Winston Haynes: Totally.
Ray: How do you see the future of using data and machine learning?
Winston Haynes: One of the most transformative things in this space is that it's no longer just data science and software teams driving these models. With general-purpose AI tools like Claude, ChatGPT, and Gemini, people across organizations with no prior technical experience are able to build code apps that support data analysis. We still have to be careful with security at the same time.
I think we're at a real inflection point where these capabilities are no longer just the purview of data scientists and software engineers. More broadly across organizations, there will hopefully be breakthroughs in democratizing access.
Ray: I think that would be great because scientists who aren't familiar with the data side are now able to use these tools much more quickly than before.
Winston Haynes: Yeah ...
Ray: um, much more quickly than they ever did before. Yeah. Are you- I think
Winston Haynes: One of the key related insights at LabGenius has been how important it is to get those teams tightly integrated together.
The six-week Evo platform cycle I described is based on significant handoffs between different functional teams at LabGenius. If those teams don't work smoothly together, those cycles don't progress smoothly. Being able to empower wet-lab team members who are part of that cycle makes it a much more scalable and sustainable process.
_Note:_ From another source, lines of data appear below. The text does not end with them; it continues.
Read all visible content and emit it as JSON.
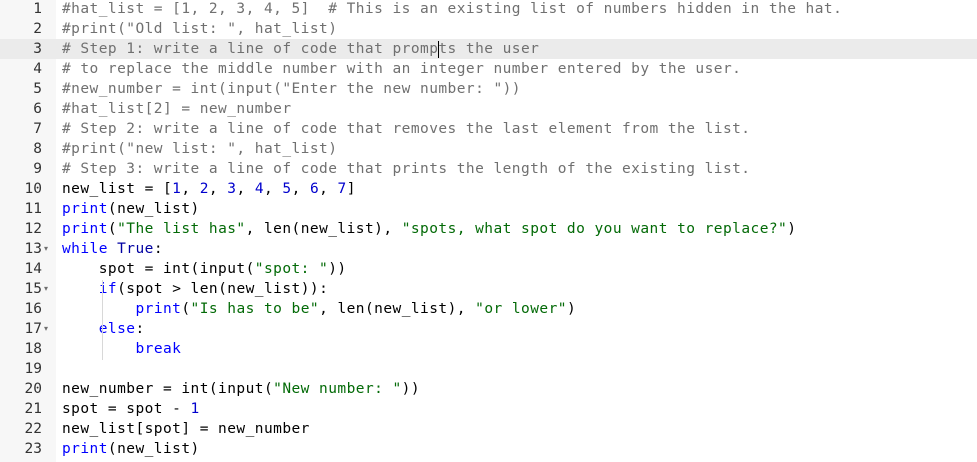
{
  "editor": {
    "active_line": 3,
    "cursor": {
      "line": 3,
      "column": 41
    },
    "colors": {
      "comment": "#707070",
      "keyword": "#0000ff",
      "builtin": "#0000a2",
      "string": "#036a07",
      "number": "#0000cd",
      "default": "#000000",
      "gutter_bg": "#f7f7f7",
      "active_line_bg": "#ebebeb"
    },
    "lines": [
      {
        "n": "1",
        "fold": false,
        "tokens": [
          [
            "c",
            "#hat_list = [1, 2, 3, 4, 5]  # This is an existing list of numbers hidden in the hat."
          ]
        ]
      },
      {
        "n": "2",
        "fold": false,
        "tokens": [
          [
            "c",
            "#print(\"Old list: \", hat_list)"
          ]
        ]
      },
      {
        "n": "3",
        "fold": false,
        "tokens": [
          [
            "c",
            "# Step 1: write a line of code that prompts the user"
          ]
        ]
      },
      {
        "n": "4",
        "fold": false,
        "tokens": [
          [
            "c",
            "# to replace the middle number with an integer number entered by the user."
          ]
        ]
      },
      {
        "n": "5",
        "fold": false,
        "tokens": [
          [
            "c",
            "#new_number = int(input(\"Enter the new number: \"))"
          ]
        ]
      },
      {
        "n": "6",
        "fold": false,
        "tokens": [
          [
            "c",
            "#hat_list[2] = new_number"
          ]
        ]
      },
      {
        "n": "7",
        "fold": false,
        "tokens": [
          [
            "c",
            "# Step 2: write a line of code that removes the last element from the list."
          ]
        ]
      },
      {
        "n": "8",
        "fold": false,
        "tokens": [
          [
            "c",
            "#print(\"new list: \", hat_list)"
          ]
        ]
      },
      {
        "n": "9",
        "fold": false,
        "tokens": [
          [
            "c",
            "# Step 3: write a line of code that prints the length of the existing list."
          ]
        ]
      },
      {
        "n": "10",
        "fold": false,
        "tokens": [
          [
            "d",
            "new_list = ["
          ],
          [
            "n",
            "1"
          ],
          [
            "d",
            ", "
          ],
          [
            "n",
            "2"
          ],
          [
            "d",
            ", "
          ],
          [
            "n",
            "3"
          ],
          [
            "d",
            ", "
          ],
          [
            "n",
            "4"
          ],
          [
            "d",
            ", "
          ],
          [
            "n",
            "5"
          ],
          [
            "d",
            ", "
          ],
          [
            "n",
            "6"
          ],
          [
            "d",
            ", "
          ],
          [
            "n",
            "7"
          ],
          [
            "d",
            "]"
          ]
        ]
      },
      {
        "n": "11",
        "fold": false,
        "tokens": [
          [
            "k",
            "print"
          ],
          [
            "d",
            "(new_list)"
          ]
        ]
      },
      {
        "n": "12",
        "fold": false,
        "tokens": [
          [
            "k",
            "print"
          ],
          [
            "d",
            "("
          ],
          [
            "s",
            "\"The list has\""
          ],
          [
            "d",
            ", len(new_list), "
          ],
          [
            "s",
            "\"spots, what spot do you want to replace?\""
          ],
          [
            "d",
            ")"
          ]
        ]
      },
      {
        "n": "13",
        "fold": true,
        "tokens": [
          [
            "k",
            "while"
          ],
          [
            "d",
            " "
          ],
          [
            "b",
            "True"
          ],
          [
            "d",
            ":"
          ]
        ]
      },
      {
        "n": "14",
        "fold": false,
        "tokens": [
          [
            "d",
            "    spot = int(input("
          ],
          [
            "s",
            "\"spot: \""
          ],
          [
            "d",
            "))"
          ]
        ]
      },
      {
        "n": "15",
        "fold": true,
        "tokens": [
          [
            "d",
            "    "
          ],
          [
            "k",
            "if"
          ],
          [
            "d",
            "(spot > len(new_list)):"
          ]
        ]
      },
      {
        "n": "16",
        "fold": false,
        "tokens": [
          [
            "d",
            "        "
          ],
          [
            "k",
            "print"
          ],
          [
            "d",
            "("
          ],
          [
            "s",
            "\"Is has to be\""
          ],
          [
            "d",
            ", len(new_list), "
          ],
          [
            "s",
            "\"or lower\""
          ],
          [
            "d",
            ")"
          ]
        ]
      },
      {
        "n": "17",
        "fold": true,
        "tokens": [
          [
            "d",
            "    "
          ],
          [
            "k",
            "else"
          ],
          [
            "d",
            ":"
          ]
        ]
      },
      {
        "n": "18",
        "fold": false,
        "tokens": [
          [
            "d",
            "        "
          ],
          [
            "k",
            "break"
          ]
        ]
      },
      {
        "n": "19",
        "fold": false,
        "tokens": []
      },
      {
        "n": "20",
        "fold": false,
        "tokens": [
          [
            "d",
            "new_number = int(input("
          ],
          [
            "s",
            "\"New number: \""
          ],
          [
            "d",
            "))"
          ]
        ]
      },
      {
        "n": "21",
        "fold": false,
        "tokens": [
          [
            "d",
            "spot = spot - "
          ],
          [
            "n",
            "1"
          ]
        ]
      },
      {
        "n": "22",
        "fold": false,
        "tokens": [
          [
            "d",
            "new_list[spot] = new_number"
          ]
        ]
      },
      {
        "n": "23",
        "fold": false,
        "tokens": [
          [
            "k",
            "print"
          ],
          [
            "d",
            "(new_list)"
          ]
        ]
      }
    ]
  }
}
Ray: Have you ever experienced an AI glitch or gone down the wrong path because of some of the results you might have seen?
Winston Haynes:
Winston Haynes: With regard to general-purpose AI models, you can only trust them so far, so we ensure there's human validation of any assertions they make.
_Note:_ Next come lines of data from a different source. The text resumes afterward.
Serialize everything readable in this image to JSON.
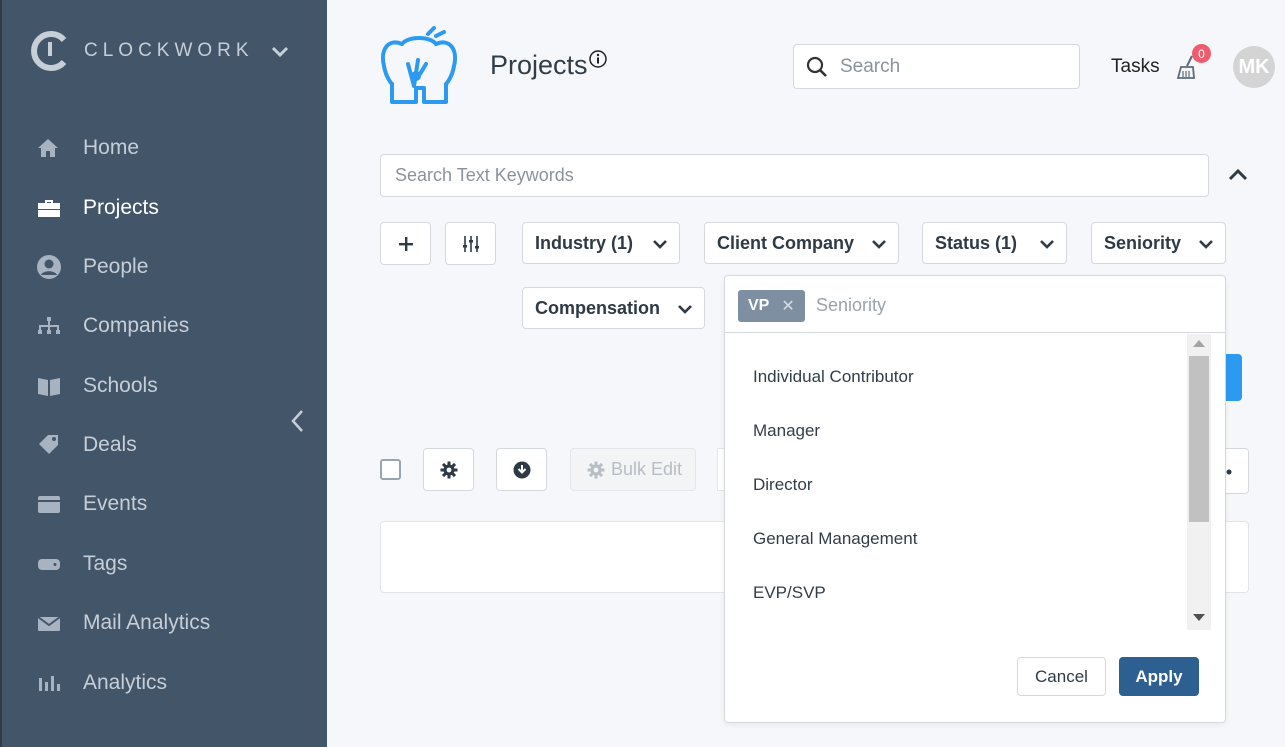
{
  "app": {
    "brand": "CLOCKWORK"
  },
  "sidebar": {
    "items": [
      {
        "label": "Home",
        "icon": "home-icon"
      },
      {
        "label": "Projects",
        "icon": "briefcase-icon",
        "active": true
      },
      {
        "label": "People",
        "icon": "person-icon"
      },
      {
        "label": "Companies",
        "icon": "org-chart-icon"
      },
      {
        "label": "Schools",
        "icon": "book-icon"
      },
      {
        "label": "Deals",
        "icon": "tags-icon"
      },
      {
        "label": "Events",
        "icon": "calendar-icon"
      },
      {
        "label": "Tags",
        "icon": "tag-icon"
      },
      {
        "label": "Mail Analytics",
        "icon": "envelope-icon"
      },
      {
        "label": "Analytics",
        "icon": "bar-chart-icon"
      }
    ]
  },
  "header": {
    "title": "Projects",
    "search_placeholder": "Search",
    "tasks_label": "Tasks",
    "tasks_count": "0",
    "avatar_initials": "MK"
  },
  "filters": {
    "keyword_placeholder": "Search Text Keywords",
    "industry": "Industry (1)",
    "client_company": "Client Company",
    "status": "Status (1)",
    "seniority": "Seniority",
    "compensation": "Compensation"
  },
  "toolbar": {
    "bulk_edit": "Bulk Edit"
  },
  "seniority_panel": {
    "selected_chip": "VP",
    "placeholder": "Seniority",
    "options": [
      "Individual Contributor",
      "Manager",
      "Director",
      "General Management",
      "EVP/SVP"
    ],
    "cancel": "Cancel",
    "apply": "Apply"
  },
  "colors": {
    "sidebar": "#435569",
    "accent": "#2d5f91",
    "badge": "#ef5c6e",
    "logo": "#2c9af0"
  }
}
We wouldn't let that guide decision-making on its own. In our platform, there's also human oversight baked into the process. Before the next round of designs moves into cloning and expression, we make sure the models' proposals look sensible, and only then do we proceed with experimental characterization.
That has been consistently positive.
Ray: Working? Yeah.
Winston Haynes: Yeah.
Ray: Winston, is there anything else I should ask that you'd like to share with our audience today?
Winston Haynes: Um, I think that pretty well covers it.
Ray: Are you-- What are you looking forward to most at PEGS?
Winston Haynes: PEGS is great because there are so many parallel tracks of people working on different application areas. There are a lot of opportunities in the I&I space for T-cell engagers and other therapies, so it's been great to hear the work others are doing there.
I'm also hearing about other ways people are thinking about the next generation of T-cell engagers and the different capabilities that are emerging, and thinking about how we can bring it all together.
Ray: Have you heard anything today or yesterday that sparked your interest?
Winston Haynes: Yeah.
Winston Haynes: A really great talk earlier today focused on a dual pH-sensitive T-cell engager, which was very cool. It had a CD3 arm gated to a mesothelin arm. It's another approach to getting the kind of safety window we're hoping to help enable at LabGenius as well.
Ray: Thank you very much, Winston, for sharing some time with us at Drug Discovery Online. I appreciate your time. Thanks.